伴奏も無く、演奏も無い、酷く間抜けなステージで。


客席には私ひとり、さりとて私を意識する事はありません。


ただ深く、昏く、甘い飴を噛み砕くように流麗に歌い上げます。




治った足は翼にも羽にもならなかったの。


周りの期待も関心も、唯それだけを見つめて騒ぎ立てるの。


大丈夫、元気を出しなよという声に。


私は吐き気と喪失を覚えたわ。




彼女の歌は其処で途切れ、いつもの様に私に問い掛けます。


絶望も失望も、それは本当に人を成長させてくれるのかと。


それは大きな間違いであり、自分への気休めだ。落ちた自分を慰める為の体の良い方便でしかない。


重ねて彼女は問い掛けます。


そんなに自分に優しく出来るなら、絶望も失望も悪くはないわねと。


おかしな事を言うものです。言葉では単純だが、人の闇は深い。そんなもの、味わう必要など何処にも無いでしょうに。

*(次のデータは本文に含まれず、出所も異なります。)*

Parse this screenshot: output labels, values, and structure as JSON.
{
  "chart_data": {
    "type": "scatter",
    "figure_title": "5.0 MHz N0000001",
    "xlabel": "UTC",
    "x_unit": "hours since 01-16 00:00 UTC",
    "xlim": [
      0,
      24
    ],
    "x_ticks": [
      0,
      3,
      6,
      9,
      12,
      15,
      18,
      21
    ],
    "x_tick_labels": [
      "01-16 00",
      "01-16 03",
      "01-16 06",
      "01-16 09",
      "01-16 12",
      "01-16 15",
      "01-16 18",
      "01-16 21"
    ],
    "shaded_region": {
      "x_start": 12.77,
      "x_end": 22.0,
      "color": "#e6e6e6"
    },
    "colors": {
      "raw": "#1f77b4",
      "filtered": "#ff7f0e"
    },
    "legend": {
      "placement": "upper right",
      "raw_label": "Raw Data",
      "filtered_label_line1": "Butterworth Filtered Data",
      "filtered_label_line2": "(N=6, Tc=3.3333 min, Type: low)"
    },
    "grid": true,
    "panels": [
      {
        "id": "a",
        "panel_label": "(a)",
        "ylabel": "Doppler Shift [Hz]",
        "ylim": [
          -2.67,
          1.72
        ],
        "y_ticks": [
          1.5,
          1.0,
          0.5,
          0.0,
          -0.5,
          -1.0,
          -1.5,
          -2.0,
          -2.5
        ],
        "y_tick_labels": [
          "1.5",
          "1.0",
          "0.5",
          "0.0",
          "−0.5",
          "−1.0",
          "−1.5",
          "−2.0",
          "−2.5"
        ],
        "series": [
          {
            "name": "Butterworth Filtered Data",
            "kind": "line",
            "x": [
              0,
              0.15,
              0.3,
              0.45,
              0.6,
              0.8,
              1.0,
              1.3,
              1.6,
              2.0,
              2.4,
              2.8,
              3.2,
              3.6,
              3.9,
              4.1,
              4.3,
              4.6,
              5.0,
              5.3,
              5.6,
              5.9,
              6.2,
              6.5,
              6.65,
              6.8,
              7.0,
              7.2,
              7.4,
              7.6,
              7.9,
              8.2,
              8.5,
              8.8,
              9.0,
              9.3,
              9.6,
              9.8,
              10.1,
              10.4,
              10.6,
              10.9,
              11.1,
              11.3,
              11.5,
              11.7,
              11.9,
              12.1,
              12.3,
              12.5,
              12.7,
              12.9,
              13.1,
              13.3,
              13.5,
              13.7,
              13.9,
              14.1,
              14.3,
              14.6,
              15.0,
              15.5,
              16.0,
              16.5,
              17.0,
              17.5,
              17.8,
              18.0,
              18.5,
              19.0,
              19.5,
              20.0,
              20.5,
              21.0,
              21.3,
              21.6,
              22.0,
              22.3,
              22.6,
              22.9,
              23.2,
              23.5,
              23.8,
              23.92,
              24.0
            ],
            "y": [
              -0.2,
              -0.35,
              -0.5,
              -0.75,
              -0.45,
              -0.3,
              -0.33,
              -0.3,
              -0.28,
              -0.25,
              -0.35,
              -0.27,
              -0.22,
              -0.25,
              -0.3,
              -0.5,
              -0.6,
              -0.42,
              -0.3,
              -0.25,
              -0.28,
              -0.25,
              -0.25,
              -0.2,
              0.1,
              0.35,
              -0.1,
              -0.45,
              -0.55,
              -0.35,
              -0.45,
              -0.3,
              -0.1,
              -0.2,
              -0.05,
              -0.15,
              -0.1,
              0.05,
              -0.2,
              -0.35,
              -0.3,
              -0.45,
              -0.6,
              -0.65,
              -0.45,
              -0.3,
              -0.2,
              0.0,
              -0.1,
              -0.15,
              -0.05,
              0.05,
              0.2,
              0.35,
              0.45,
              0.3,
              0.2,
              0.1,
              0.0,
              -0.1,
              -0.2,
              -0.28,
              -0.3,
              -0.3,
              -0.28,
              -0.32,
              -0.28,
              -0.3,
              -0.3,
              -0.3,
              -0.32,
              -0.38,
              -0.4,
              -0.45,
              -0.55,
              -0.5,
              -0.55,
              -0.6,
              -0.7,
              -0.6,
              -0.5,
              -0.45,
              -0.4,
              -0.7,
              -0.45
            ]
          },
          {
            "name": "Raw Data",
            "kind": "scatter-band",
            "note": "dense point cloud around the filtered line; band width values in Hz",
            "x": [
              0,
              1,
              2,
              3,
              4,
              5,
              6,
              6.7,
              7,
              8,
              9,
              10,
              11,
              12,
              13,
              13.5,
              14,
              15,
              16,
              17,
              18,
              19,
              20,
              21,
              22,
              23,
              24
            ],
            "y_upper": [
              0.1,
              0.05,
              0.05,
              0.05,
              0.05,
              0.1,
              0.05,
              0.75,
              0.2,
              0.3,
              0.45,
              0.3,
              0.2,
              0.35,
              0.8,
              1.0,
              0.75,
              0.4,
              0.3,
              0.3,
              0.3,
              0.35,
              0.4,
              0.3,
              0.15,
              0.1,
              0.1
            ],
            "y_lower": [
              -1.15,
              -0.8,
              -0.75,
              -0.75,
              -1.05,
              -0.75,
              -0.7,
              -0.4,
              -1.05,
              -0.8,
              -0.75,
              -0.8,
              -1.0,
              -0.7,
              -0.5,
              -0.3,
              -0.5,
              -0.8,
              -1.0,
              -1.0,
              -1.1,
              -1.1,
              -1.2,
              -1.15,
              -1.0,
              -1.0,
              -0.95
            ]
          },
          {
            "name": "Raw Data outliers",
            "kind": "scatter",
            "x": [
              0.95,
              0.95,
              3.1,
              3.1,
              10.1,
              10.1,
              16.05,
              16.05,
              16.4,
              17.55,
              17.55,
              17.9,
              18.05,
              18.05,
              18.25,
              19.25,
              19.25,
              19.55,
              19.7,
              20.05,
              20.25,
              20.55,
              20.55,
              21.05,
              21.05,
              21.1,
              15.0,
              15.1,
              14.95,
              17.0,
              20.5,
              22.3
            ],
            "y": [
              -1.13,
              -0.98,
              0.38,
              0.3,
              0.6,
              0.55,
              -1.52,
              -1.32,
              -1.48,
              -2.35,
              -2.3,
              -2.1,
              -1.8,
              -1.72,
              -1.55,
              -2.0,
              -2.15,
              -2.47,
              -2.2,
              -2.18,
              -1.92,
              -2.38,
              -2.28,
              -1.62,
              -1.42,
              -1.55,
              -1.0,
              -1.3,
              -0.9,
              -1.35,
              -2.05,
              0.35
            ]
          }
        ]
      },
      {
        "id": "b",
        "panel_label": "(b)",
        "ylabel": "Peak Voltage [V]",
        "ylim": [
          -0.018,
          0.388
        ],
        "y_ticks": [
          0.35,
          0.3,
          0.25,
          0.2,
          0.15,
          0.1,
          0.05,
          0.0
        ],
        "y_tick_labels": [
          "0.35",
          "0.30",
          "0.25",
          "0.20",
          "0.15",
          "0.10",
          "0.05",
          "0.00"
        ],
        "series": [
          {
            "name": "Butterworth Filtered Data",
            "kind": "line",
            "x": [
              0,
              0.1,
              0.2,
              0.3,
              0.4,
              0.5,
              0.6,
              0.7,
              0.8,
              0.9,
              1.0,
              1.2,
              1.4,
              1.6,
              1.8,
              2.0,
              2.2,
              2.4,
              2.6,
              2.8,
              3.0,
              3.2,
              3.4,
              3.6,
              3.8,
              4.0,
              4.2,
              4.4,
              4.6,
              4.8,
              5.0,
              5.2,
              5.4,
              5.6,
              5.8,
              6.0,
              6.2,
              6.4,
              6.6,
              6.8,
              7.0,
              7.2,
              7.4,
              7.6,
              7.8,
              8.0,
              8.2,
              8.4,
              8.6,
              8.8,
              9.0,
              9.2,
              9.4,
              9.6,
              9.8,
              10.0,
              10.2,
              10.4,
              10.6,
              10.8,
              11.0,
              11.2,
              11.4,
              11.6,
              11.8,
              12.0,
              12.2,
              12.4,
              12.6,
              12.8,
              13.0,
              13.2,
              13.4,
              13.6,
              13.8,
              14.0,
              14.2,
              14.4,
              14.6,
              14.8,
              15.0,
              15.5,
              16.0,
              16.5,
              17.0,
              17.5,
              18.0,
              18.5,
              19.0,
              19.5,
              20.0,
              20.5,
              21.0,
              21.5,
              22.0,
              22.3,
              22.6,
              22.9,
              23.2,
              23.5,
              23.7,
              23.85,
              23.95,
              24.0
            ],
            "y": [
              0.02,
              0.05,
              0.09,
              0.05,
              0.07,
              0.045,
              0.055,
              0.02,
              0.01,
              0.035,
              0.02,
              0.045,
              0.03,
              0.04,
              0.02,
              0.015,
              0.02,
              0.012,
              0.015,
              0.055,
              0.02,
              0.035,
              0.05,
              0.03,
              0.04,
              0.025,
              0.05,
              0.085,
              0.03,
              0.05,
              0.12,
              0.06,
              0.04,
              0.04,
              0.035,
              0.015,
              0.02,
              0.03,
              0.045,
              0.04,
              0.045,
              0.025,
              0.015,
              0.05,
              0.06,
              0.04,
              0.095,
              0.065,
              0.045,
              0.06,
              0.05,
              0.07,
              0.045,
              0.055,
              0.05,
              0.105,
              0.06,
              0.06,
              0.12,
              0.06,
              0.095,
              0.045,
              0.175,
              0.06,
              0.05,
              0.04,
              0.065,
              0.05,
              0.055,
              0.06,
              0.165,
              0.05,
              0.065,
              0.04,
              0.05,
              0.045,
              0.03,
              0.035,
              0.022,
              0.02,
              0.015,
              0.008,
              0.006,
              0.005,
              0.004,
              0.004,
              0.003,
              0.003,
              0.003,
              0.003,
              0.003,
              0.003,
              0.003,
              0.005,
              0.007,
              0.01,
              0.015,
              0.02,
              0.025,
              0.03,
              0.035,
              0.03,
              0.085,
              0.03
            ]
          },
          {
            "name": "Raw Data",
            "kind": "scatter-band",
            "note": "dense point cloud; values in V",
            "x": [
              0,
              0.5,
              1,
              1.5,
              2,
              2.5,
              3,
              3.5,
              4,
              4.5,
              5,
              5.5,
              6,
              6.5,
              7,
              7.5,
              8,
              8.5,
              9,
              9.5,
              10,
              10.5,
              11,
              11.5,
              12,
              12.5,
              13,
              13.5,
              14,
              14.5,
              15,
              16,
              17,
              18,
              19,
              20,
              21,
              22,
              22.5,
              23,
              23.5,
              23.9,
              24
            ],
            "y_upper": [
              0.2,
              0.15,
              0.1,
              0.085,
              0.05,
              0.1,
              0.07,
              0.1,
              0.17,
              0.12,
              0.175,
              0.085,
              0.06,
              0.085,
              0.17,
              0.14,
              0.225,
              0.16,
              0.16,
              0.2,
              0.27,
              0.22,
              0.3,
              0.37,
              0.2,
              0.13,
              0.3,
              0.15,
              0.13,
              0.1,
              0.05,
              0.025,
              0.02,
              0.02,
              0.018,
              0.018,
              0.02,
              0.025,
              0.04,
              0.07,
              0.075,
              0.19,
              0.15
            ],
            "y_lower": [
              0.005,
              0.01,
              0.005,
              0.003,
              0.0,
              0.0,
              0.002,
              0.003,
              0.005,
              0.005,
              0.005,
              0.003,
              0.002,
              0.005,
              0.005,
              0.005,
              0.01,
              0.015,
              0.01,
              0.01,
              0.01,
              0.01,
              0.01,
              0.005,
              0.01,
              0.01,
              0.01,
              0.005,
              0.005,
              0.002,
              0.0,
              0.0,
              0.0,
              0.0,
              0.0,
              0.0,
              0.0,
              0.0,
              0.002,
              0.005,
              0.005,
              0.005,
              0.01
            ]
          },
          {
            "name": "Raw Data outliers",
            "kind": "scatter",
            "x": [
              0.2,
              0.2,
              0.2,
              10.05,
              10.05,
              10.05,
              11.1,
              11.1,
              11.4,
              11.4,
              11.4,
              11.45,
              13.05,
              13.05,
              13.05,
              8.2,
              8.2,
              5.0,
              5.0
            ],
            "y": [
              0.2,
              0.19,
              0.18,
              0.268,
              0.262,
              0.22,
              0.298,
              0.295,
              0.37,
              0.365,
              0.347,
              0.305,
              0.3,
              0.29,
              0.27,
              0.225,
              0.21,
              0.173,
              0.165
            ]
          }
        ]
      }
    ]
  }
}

彼女は私の言葉にふんわりとした笑みを浮かべ、歌を唄います。




孤独を知った私は無力でした。


だから誰かが見つけてくれるのを期待していたのよ。


本当は分かってたんです。


ずっと、手を差し伸べて欲しかったんだって。


ずっと、ひとりで居るのが辛かったんだって。


銀幕には戻れないけれど、私は生きる場所が欲しかっただけ。


折れた足が翼では無くなっても、歩き出せる希望が欲しかった。




もがれた蝶は籠にいる事すらも叶わない。


なんて事でしょう。私には其れさえも理解出来てしまう。


いつか銀幕に還る為にとあなたは言うけれど。


いまは何も考えられない。いまはそんな事も考えない。


その願いをあなたは罪と呼ぶのでしょうか。



彼女は一息でそう言うと、最後に笑ったのです。

ねぇ、あなたはこの歌に聞き覚えがない? と最後にそう呟きました。